Bahnreisende in der Region müssen sich auf die nächste große Streckensperrung einstellen. Diesmal trifft es die Kinzigtalbahn. Für zwei Monate soll es massive Einschränkungen geben.
Pendler und andere Bahnreisende müssen sich ab dem Spätsommer erneut auf massive Einschränkungen einstellen. Der Grund: Die Kinzigtalbahn wird vom 28. August bis zum 26. Oktober zwischen Freudenstadt und Schiltach komplett gesperrt. Das bestätigt nun ein Sprecher der Deutschen Bahn auf Anfrage unserer Redaktion.
„Drei Brücken müssen erneuert werden. Und es findet eine Felshangsanierung statt“ erklärt der Sprecher. Das klingt erstmal nach Routine. Doch dahinter verbirgt sich ein größeres Bauprojekt. Denn die betroffenen Brücken werden abgerissen und neu gebaut.

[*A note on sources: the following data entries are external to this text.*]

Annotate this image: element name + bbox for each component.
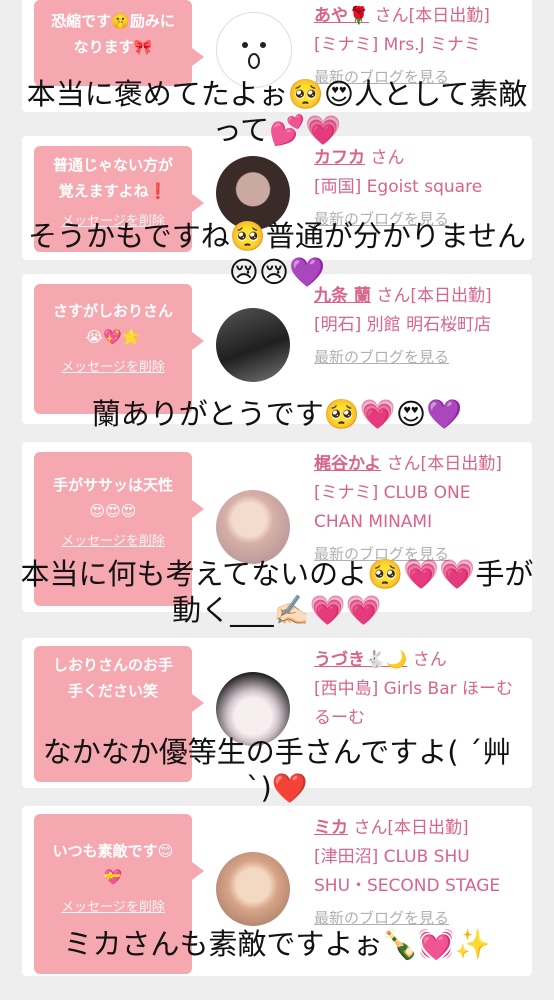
message-text: しおりさんのお手 手ください笑 [52,656,173,700]
cast-suffix: さん[本日出勤] [374,6,490,26]
cast-suffix: さん[本日出勤] [353,818,469,838]
avatar[interactable] [216,852,290,926]
cast-name-line: カフカ さん [314,144,524,173]
message-text: 手がササッは天性 😍😍😍 [52,476,173,520]
overlay-caption: なかなか優等生の手さんですよ( ´艸 `)❤️ [42,735,512,805]
cast-name-link[interactable]: あや🌹 [314,6,369,26]
latest-blog-link[interactable]: 最新のブログを見る [314,907,524,928]
cast-name-line: あや🌹 さん[本日出勤] [314,2,524,31]
avatar[interactable] [216,490,290,564]
delete-message-link[interactable]: メッセージを削除 [34,896,192,915]
overlay-caption: そうかもですね🥺普通が分かりません 😢😢💜 [27,219,527,289]
message-text: 恐縮です🤫励みに なります🎀 [51,12,175,56]
message-bubble: さすがしおりさん 😭💖🌟 メッセージを削除 [34,284,204,414]
shop-name: [明石] 別館 明石桜町店 [314,315,492,335]
cast-name-link[interactable]: うづき🐇🌙 [314,650,407,670]
avatar[interactable] [216,308,290,382]
cast-suffix: さん [412,650,447,670]
cast-suffix: さん [370,148,405,168]
shop-name: [西中島] Girls Bar ほーむるーむ [314,679,514,728]
overlay-caption: 本当に褒めてたよぉ🥺😍人として素敵 って💕💗 [26,77,528,147]
shop-name: [津田沼] CLUB SHU SHU・SECOND STAGE [314,847,501,896]
message-text: 普通じゃない方が 覚えますよね❗ [52,156,173,200]
cast-name-line: うづき🐇🌙 さん [314,646,524,675]
shop-name: [ミナミ] Mrs.J ミナミ [314,35,482,55]
message-bubble: 恐縮です🤫励みに なります🎀 [34,0,204,86]
message-text: いつも素敵です😊 💝 [52,842,174,886]
message-text: さすがしおりさん 😭💖🌟 [52,302,173,346]
overlay-caption: 本当に何も考えてないのよ🥺💗💗手が 動く___✍🏻💗💗 [20,557,534,627]
cast-name-link[interactable]: カフカ [314,148,365,168]
overlay-caption: ミカさんも素敵ですよぉ🍾💓✨ [63,927,491,961]
cast-name-link[interactable]: 梶谷かよ [314,454,381,474]
cast-name-line: ミカ さん[本日出勤] [314,814,524,843]
shop-name: [両国] Egoist square [314,177,483,197]
overlay-caption: 蘭ありがとうです🥺💗😍💜 [91,397,463,431]
cast-name-link[interactable]: ミカ [314,818,348,838]
latest-blog-link[interactable]: 最新のブログを見る [314,346,524,367]
delete-message-link[interactable]: メッセージを削除 [34,530,192,549]
cast-suffix: さん[本日出勤] [386,454,502,474]
cast-name-line: 梶谷かよ さん[本日出勤] [314,450,524,479]
shop-name: [ミナミ] CLUB ONE CHAN MINAMI [314,483,471,532]
delete-message-link[interactable]: メッセージを削除 [34,356,192,375]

Dabei hat sich die zuständige DB InfraGO, das Infrastrukturunternehmen der Deutschen Bahn, offenbar bewusst dafür entschieden, alle drei Brücken praktisch zeitgleich anzugehen. „Es macht Sinn, alle auf einmal anzugehen, damit man die Sperrung nur einmal hat und nicht mehrmals“, erklärt der Sprecher.
Nur begrenzte Lebensdauer
Welche Brücken von den Bauarbeiten betroffen sind, konnte der Sprecher zunächst noch nicht bekanntgeben. Auch gibt es derzeit noch keine genaueren Informationen, warum die Brücken abgerissen werden müssen. „Die Brücken haben nur eine begrenzte Lebensdauer“, so die vorläufige Erklärung der Deutschen Bahn.
In regelmäßigen Abständen würden die Brücken auf der Strecke überprüft. Werde dabei Handlungsbedarf erkannt, werde geprüft, ob es sich lohne, die Brücke instandzusetzen. Rechne sich das nicht mehr – wie in diesem Fall – werde die Brücke abgerissen und neu gebaut.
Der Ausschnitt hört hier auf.